GDP is such an iffy measure. I bet those that construct it do include 'rents' as part of it. But as you say, land rents are a cost of production, not a benefit.

Lola said...

The statement 'all profits return to rents' needs to be hammered into the heads of children from birth.
That's what I have done to mine - and mightily pissed off they are. With both the facts on the ground but mostlty with and my constant repetition. "You're Boooorinnnngg Dad. Yawn".

Mark Wadsworth said...

L, it is an iffy measure, but what is important is that it is consistently compiled.

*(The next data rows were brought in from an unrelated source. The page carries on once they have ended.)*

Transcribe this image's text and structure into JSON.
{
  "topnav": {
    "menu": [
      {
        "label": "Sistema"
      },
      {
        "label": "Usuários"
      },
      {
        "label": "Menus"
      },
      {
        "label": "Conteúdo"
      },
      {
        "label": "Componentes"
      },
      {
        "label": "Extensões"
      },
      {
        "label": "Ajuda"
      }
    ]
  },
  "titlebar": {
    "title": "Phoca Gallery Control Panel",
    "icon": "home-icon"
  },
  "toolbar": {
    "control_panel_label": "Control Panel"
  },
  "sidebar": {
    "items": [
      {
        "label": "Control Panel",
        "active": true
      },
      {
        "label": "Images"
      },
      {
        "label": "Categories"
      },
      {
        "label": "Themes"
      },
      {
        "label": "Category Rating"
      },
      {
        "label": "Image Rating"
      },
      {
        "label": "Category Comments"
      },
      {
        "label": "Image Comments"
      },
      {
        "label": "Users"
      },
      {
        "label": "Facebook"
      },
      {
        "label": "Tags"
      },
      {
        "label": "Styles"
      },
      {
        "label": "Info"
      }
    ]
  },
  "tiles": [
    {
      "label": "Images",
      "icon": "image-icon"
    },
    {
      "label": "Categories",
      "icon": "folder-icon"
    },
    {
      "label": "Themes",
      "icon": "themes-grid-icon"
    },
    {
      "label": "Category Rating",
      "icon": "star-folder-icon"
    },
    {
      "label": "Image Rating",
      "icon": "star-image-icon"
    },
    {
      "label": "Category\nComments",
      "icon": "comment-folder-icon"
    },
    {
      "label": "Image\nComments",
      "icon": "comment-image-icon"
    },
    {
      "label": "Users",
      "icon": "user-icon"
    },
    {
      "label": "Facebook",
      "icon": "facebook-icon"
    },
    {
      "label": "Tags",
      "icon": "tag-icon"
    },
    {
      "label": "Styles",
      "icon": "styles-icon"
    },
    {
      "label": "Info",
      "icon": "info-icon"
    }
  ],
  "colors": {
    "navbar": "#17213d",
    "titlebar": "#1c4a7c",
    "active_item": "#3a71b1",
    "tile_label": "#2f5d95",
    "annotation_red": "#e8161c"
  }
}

Kids understand land rents and town planning perfectly well. It's adults who've had it driven out of them.

DBC Reed said...

@ paulc
Dutch tulip mania gets quite a bad write-up.But it was not a market in the economic rent or scarcity value of the bulbs which would put it into the same investment class as land.The buyers were hoping to breed from the rarest bulbs ad infinitum or exponentially ..This was productive investment not the negative-capitalist form of investment that tries to keep production at the same or even lower levels
((In my view the enemy of capitalism is not Socialism but Negative Capitalism which profits from re4strictng production. Socialism by trying to increase effective demand among the masses is Capitalist production's little helper.)

Pablo said...

Lola: 'all profits return to rents' - I've not heard this one before: a word of explication please.

DBC Reed said...

@Pablo
The best explication IMO comes in Marx's Capital no less ,distressing though this may be to all the half arsed libertarians who support LVT because its the least demanding way of raising tax for minimal public services.
It comes in Part V1 chapter 37 entitled "Transformation of surplus profit into ground rent"in which he describes how "surplus value produced by industrial capital falls into the hands of the land owner."
So lola is showing his instinctive sympathy with Marx!

Pablo said...

@DBCR
That ref. is to the Guide by Brewer, not to Capital itself (thank heavens, for the book itself is unreadable).